The number one problem isn't pride though. It's the government's policies on the press.
China's economy is in some ways more capitalistic than the United States, though neither country would ever admit it. The government's attitude towards social order, however, isn't yet anywhere near laissez faire. This isn't perceivable in everyday life; I talk about whatever I want to whomever I want, and though rarer than in the United States (save Amherst College), there are plenty of students who openly express oppositional views. However, they can't publish or otherwise proselytize such opinions. I'm told the Chinese government blocks over 10,000 websites. This is quite amusing, since for every well-known site they block there are hundreds of equivalent, lesser-known ones, that anyone can find with a web search. When I got here, CNN.com wasn't available. So I read Salon.com.

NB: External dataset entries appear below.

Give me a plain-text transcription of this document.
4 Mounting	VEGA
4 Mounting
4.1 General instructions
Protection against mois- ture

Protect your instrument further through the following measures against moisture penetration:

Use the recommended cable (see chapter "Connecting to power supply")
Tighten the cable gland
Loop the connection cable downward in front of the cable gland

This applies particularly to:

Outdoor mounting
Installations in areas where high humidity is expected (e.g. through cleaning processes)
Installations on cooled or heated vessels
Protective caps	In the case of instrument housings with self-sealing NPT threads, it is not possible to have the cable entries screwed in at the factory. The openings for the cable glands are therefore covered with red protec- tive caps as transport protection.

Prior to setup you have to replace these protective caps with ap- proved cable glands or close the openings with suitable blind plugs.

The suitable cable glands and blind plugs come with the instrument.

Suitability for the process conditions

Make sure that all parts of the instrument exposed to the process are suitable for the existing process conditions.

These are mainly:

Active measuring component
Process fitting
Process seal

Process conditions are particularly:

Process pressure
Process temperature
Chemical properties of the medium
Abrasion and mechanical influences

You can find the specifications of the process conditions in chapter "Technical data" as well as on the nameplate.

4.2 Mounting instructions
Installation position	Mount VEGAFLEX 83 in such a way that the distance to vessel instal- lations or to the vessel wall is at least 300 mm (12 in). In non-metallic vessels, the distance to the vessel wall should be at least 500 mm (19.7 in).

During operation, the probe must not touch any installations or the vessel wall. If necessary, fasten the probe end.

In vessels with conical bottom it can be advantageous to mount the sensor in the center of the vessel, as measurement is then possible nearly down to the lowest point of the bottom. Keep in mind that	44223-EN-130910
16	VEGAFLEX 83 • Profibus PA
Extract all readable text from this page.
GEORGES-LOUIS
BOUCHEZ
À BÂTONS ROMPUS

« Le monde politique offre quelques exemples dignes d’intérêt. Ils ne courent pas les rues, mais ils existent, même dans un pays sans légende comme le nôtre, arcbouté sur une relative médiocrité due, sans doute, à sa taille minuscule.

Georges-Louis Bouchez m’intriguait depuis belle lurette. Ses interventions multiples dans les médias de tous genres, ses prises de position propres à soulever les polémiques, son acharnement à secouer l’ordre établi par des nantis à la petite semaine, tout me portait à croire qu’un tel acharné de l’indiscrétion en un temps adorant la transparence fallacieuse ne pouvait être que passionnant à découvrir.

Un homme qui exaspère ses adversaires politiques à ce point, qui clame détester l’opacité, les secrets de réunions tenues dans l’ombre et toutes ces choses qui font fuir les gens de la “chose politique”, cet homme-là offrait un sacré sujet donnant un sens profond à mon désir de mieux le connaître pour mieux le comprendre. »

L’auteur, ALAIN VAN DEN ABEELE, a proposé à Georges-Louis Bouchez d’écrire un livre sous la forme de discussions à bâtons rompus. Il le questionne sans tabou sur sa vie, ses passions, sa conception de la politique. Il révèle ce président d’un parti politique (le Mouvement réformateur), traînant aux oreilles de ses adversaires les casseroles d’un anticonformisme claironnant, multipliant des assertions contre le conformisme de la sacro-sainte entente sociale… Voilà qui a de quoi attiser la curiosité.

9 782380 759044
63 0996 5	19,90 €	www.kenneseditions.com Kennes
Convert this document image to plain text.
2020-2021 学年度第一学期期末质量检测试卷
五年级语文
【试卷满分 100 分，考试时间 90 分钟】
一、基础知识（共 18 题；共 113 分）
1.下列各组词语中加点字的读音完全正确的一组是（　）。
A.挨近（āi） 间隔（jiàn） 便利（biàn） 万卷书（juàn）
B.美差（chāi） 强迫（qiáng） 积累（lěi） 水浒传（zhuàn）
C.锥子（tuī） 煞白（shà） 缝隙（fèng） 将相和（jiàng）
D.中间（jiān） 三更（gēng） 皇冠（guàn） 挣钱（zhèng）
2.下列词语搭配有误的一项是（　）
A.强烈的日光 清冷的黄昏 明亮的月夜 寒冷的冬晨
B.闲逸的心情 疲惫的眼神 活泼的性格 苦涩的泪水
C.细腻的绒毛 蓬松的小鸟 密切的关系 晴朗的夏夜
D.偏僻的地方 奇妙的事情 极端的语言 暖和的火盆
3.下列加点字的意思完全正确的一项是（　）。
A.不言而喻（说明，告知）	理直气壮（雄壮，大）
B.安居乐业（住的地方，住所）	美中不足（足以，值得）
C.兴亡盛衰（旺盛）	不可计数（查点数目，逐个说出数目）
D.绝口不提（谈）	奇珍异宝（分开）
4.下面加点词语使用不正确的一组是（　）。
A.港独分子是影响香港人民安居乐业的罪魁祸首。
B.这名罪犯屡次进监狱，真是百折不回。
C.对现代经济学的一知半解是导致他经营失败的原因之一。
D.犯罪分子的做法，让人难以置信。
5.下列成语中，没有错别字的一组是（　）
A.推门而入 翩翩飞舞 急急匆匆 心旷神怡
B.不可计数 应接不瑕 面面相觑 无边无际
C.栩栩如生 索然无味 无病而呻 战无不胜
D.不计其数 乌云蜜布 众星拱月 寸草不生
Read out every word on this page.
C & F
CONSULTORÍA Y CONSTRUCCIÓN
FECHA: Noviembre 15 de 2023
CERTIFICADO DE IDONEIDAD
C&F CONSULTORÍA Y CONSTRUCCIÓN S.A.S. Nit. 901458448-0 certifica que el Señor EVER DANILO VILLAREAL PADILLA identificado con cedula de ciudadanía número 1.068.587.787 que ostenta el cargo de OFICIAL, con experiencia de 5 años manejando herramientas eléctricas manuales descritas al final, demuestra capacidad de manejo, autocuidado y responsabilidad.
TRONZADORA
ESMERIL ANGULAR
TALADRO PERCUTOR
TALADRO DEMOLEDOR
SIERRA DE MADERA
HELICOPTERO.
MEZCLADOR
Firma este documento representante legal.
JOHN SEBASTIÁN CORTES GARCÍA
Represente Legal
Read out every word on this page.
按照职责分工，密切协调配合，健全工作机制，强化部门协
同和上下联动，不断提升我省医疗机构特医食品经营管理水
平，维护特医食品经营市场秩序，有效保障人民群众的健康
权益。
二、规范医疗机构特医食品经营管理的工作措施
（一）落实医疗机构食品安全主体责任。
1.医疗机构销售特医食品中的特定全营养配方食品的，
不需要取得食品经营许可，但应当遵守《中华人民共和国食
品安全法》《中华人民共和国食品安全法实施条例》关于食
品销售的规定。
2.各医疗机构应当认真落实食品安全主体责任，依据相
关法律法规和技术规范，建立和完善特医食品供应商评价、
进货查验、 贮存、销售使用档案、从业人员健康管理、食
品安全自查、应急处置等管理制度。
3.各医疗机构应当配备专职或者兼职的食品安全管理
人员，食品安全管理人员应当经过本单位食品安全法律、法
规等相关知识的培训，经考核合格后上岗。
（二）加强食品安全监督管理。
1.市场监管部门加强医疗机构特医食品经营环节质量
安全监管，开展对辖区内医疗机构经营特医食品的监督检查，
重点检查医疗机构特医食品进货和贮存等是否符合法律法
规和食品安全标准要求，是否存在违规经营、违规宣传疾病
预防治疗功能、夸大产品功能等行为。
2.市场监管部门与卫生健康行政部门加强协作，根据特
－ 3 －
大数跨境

However, freedom to access information isn't quite the same as freedom of the press. Every publication must be approved by a the government. While most Chinese students I've spoken to agree with me that independent newspapers are desperately necessary, one girl insisted that chaos and panic too often result from an overly free press, and are compounded by capitalistic media competition for ratings.
Beyond a naive appeal for journalists to use their freedom wisely, to be inquisitive, but not to sensationalize when facts seem dull, I don't know how to guarantee journalistic integrity. I can only recommend that readers make good use of their freedom too. Never stick to just one source. Everyone knows the award for objectivity doesn't go to China Daily, but neither does it go to Time Magazine, The New York Times or The Wall Street Journal. You all aren't trapped behind a bamboo curtain, so start clicking beyond The New York Times.